Полвека назад работать в кино, невзирая на советскую цензуру, было проще, чем сегодня. При этом ренессанс в этой сфере искусства вполне возможен, потому что любая история развивается циклично, считает режиссер Вадим Абдрашитов. В интервью «Известиям» автор самых острых позднесоветских и раннероссийских фильмов рассказал, почему его картины ни разу не оказывались на полке, какие слова он находит для описания международной обстановки студентам и почему не соглашается, когда его фильмы называют пророческими, хотя до сих пор, по его словам, готов подписаться под каждой своей работой в кино.

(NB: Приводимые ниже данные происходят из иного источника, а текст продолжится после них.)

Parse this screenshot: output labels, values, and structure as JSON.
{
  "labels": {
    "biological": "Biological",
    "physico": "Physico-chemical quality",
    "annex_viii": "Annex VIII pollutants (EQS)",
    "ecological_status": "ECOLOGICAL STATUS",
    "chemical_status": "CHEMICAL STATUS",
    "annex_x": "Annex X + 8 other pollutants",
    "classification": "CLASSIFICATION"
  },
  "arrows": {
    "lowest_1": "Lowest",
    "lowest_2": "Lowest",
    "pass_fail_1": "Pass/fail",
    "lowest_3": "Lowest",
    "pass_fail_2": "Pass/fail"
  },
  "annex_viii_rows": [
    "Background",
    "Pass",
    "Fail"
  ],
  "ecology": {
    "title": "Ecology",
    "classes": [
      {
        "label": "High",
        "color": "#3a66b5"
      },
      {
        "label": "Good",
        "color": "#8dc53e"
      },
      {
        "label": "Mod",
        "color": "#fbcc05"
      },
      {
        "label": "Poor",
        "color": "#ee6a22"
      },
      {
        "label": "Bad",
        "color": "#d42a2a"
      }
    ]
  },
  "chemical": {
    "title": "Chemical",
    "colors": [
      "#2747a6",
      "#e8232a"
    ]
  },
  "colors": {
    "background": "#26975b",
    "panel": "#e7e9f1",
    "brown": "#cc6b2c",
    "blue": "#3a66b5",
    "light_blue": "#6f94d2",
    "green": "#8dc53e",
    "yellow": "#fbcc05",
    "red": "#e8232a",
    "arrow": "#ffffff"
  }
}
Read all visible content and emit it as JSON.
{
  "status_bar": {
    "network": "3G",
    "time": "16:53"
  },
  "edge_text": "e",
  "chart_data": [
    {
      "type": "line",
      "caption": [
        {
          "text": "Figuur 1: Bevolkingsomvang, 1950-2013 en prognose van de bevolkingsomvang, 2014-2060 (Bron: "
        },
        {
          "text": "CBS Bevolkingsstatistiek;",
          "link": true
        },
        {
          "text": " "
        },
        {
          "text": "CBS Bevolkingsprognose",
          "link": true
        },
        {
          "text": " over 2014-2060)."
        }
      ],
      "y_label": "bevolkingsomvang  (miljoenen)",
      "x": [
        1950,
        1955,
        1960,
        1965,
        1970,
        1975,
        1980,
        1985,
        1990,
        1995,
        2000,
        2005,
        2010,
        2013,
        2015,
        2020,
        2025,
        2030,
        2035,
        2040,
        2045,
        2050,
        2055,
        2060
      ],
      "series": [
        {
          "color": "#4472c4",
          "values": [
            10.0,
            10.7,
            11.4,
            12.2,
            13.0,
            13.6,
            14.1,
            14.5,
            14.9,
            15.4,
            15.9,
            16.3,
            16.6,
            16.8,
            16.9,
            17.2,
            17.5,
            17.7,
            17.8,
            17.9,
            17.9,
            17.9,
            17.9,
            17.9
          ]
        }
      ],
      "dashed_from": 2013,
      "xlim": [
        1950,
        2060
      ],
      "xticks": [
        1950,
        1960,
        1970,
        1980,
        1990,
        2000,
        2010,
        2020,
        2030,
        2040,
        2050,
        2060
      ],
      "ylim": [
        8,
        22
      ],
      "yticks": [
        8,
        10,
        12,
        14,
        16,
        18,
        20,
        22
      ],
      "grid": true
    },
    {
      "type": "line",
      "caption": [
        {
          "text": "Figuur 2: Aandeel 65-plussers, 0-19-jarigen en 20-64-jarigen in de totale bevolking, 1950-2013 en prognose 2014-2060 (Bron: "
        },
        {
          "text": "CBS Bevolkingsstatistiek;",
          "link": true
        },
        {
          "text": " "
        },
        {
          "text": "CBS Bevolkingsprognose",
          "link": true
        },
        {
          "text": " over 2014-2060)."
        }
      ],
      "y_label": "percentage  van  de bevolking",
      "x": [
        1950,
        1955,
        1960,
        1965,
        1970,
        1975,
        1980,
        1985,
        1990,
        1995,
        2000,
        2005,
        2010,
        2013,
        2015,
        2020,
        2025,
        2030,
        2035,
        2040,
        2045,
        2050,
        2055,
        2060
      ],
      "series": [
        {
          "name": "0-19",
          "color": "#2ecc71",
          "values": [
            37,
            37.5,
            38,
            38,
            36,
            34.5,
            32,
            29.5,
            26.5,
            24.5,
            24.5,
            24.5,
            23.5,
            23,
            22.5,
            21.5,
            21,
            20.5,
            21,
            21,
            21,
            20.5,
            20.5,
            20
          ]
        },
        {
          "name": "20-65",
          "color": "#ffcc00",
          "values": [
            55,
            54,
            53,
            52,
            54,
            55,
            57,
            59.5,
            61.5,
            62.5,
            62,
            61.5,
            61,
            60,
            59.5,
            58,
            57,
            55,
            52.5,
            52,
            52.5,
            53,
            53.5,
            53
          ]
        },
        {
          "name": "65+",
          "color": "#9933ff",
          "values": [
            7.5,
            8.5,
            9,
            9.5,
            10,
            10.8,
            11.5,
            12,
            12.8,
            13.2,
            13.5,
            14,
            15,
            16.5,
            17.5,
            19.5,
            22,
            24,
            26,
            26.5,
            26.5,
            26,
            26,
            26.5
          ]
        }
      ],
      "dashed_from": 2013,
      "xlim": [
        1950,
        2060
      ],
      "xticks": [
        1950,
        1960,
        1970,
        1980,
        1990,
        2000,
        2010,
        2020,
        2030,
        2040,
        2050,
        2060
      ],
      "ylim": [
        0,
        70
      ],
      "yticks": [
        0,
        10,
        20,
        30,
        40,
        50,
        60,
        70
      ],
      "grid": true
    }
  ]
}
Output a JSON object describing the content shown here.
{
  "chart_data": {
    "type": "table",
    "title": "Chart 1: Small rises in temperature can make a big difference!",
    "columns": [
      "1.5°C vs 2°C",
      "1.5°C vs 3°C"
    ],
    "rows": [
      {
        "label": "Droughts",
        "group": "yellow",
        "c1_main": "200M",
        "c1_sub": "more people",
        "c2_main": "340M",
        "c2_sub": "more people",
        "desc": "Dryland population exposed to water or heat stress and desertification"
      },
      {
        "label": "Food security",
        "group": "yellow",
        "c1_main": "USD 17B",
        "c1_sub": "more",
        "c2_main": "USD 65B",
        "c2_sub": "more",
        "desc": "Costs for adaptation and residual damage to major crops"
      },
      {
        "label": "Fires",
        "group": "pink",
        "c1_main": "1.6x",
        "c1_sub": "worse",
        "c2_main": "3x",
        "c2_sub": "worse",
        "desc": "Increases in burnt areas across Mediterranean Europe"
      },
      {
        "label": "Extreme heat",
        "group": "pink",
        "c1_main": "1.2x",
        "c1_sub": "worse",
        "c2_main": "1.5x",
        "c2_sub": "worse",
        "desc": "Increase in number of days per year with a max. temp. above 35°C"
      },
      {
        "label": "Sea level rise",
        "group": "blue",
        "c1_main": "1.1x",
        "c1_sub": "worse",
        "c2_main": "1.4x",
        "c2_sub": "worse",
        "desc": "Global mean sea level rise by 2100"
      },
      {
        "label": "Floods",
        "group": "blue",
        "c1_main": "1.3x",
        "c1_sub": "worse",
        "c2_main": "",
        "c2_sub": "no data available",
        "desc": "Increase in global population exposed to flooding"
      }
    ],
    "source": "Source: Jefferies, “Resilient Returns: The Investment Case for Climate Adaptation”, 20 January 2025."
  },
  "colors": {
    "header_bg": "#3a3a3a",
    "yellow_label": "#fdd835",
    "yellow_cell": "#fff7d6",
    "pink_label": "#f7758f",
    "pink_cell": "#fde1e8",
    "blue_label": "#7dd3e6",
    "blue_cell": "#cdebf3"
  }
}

«Надеюсь на ренессанс в киноискусстве»
— Наша беседа проходит на фоне вашей ретроспективы в рамках «КАРО.АРТ», которая продлится до 6 июня. Если бы лично верстали ее программу, что бы вы показали именно сейчас и почему?
— Примерно то же, что сейчас в ретроспективе. Например, она заканчивается «Временем танцора», и я тоже показал бы ее обязательно. Картина вполне зрительская, чтобы привлечь внимание, и достаточно актуальная. Речь там идет о некоей войне, которая закончилась относительно недавно, и вот наступает мирная жизнь. И авторы картины приглядывается к этой жизни, к этим героям. Конечно, я показал бы «Магнитные бури». И «Армавир». И это не алармизм. В «Армавире» есть ощущение гигантского исторического слома, эхо которого до сих пор звучит. Показал бы «Слугу» с гениальной работой Олега Борисова — про абсолютную власть над человеком, власть как таковую. И про человека, который был уверен, что он независим, но оказалось, что это далеко не так.
— Мне кажется симптоматичным, что ретроспектива начинается фильмом «Плюмбум». Вообще, ваши картины можно назвать пророческими. Вам самому не становилось страшно от этого?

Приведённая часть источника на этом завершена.